Band Stocks [article]
The term "stock" or "stock arrangement" may not be well known to the general public. Indeed, the term also may not be familiar to the ordinary performing musician. Stock arrangements generally are published orchestrations for instrumental ensembles--bands or small orchestras--that enable them to perform popular songs or piano works that previously either had been unpublished in any form, or published only as piano or piano-vocal works.
The practice of scoring a work in a "stock" version dates back as early as the mid-18th century. The operas of Mozart often were adapted by skilled arrangers for various instrumental ensembles in greatly truncated versions or potpourris. In America, this practice first shows up in published works beginning just before the Civil War. Military band versions and small orchestra arrangements of popular songs, medleys from stage works, or any timely work which captured the public's fancy, often were arranged in various dance forms: quadrilles, lancers, quick-step marches.
In the early part of the 20th century, African-American composers began to see their works published as stock arrangements. Scott Joplin, James Reese Europe, and Eubie Blake are but a few of the enormously popular composers of "hit" songs who saw their works made available in stock versions during their lifetime.

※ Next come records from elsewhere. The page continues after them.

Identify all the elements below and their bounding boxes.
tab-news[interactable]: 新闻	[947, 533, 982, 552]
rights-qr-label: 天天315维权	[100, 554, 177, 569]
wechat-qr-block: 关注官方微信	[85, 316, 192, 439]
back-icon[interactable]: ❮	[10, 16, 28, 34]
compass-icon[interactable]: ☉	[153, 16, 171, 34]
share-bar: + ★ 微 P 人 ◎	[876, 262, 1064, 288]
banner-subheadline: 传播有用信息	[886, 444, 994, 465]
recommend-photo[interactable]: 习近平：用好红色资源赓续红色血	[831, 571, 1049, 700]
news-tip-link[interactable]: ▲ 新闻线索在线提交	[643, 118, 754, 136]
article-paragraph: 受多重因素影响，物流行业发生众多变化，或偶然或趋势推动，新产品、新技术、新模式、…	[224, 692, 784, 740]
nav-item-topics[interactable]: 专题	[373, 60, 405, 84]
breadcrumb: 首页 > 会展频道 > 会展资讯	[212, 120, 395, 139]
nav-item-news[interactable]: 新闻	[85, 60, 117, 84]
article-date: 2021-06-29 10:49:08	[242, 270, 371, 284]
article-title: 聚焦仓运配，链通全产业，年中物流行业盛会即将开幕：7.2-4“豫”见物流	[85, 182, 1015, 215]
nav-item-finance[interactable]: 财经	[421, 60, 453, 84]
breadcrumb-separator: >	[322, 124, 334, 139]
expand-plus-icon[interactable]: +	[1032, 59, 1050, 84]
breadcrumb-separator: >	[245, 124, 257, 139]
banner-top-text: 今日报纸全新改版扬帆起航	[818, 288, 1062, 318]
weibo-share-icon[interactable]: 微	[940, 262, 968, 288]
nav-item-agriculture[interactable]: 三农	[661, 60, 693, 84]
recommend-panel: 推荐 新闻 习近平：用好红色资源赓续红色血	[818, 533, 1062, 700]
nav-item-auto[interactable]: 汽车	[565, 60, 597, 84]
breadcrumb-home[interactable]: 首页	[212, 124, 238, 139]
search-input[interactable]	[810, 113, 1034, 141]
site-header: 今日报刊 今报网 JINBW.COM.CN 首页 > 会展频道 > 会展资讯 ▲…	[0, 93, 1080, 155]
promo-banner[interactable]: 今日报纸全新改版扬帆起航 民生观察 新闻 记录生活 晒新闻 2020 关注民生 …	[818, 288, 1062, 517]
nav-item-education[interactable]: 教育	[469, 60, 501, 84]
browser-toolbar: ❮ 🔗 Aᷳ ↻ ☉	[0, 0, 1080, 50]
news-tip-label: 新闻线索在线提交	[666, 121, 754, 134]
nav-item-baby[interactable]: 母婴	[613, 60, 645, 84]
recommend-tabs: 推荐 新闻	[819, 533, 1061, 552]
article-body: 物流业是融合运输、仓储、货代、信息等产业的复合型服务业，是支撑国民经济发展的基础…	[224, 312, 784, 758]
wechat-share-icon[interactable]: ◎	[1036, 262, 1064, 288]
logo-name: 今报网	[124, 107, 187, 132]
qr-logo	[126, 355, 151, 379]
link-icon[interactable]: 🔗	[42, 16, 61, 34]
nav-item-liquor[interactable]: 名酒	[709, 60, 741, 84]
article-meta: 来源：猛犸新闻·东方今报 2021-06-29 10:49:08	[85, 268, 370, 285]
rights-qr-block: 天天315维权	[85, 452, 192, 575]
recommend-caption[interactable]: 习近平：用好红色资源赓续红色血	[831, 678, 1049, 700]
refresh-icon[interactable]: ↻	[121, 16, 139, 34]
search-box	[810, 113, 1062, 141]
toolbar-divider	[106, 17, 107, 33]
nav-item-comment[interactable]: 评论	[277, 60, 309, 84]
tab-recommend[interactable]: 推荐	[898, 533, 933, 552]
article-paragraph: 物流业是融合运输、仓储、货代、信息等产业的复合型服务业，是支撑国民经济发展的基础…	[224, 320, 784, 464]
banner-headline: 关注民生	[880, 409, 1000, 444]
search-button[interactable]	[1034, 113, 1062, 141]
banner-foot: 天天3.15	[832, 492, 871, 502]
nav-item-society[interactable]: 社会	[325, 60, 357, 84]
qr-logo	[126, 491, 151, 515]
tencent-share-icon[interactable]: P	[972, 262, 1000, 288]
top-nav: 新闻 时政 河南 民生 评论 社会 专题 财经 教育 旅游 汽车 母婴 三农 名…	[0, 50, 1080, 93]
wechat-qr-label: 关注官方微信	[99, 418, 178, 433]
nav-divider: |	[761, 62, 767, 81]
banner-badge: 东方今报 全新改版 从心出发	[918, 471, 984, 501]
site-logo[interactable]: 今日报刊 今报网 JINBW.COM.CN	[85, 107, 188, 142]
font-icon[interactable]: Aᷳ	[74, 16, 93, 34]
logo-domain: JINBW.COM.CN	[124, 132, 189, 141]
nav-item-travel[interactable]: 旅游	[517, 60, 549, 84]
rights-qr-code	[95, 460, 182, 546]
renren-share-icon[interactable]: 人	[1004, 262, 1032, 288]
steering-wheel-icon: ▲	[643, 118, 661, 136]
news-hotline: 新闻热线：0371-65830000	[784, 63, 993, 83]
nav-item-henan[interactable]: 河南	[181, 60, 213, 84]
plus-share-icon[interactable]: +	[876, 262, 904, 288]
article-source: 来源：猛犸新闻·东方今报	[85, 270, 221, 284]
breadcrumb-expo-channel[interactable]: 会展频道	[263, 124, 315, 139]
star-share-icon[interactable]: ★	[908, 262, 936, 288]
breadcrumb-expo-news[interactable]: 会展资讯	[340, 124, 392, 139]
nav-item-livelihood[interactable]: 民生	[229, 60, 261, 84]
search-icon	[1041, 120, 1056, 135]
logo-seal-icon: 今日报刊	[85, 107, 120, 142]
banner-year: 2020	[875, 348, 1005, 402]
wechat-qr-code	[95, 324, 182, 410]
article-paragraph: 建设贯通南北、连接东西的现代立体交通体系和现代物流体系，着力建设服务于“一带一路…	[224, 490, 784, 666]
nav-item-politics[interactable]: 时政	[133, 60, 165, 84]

African-American Band Music and Recordings, 1883-1923, provides instrumental parts for a representative sampling of the enormous body of published stock arrangements. The 1920s marked the beginning of the great era of popular song and of stock arrangement publishing. However, works published in 1923 and beyond remain under copyright protection. The public domain publications included here provide a valuable foundation for appreciating the formative years of stock arrangement publishing, a window into musical tastes and styles of the late 19th and early 20th centuries, and the contributions of both well-known and now obscure composers, both black and white, to American music.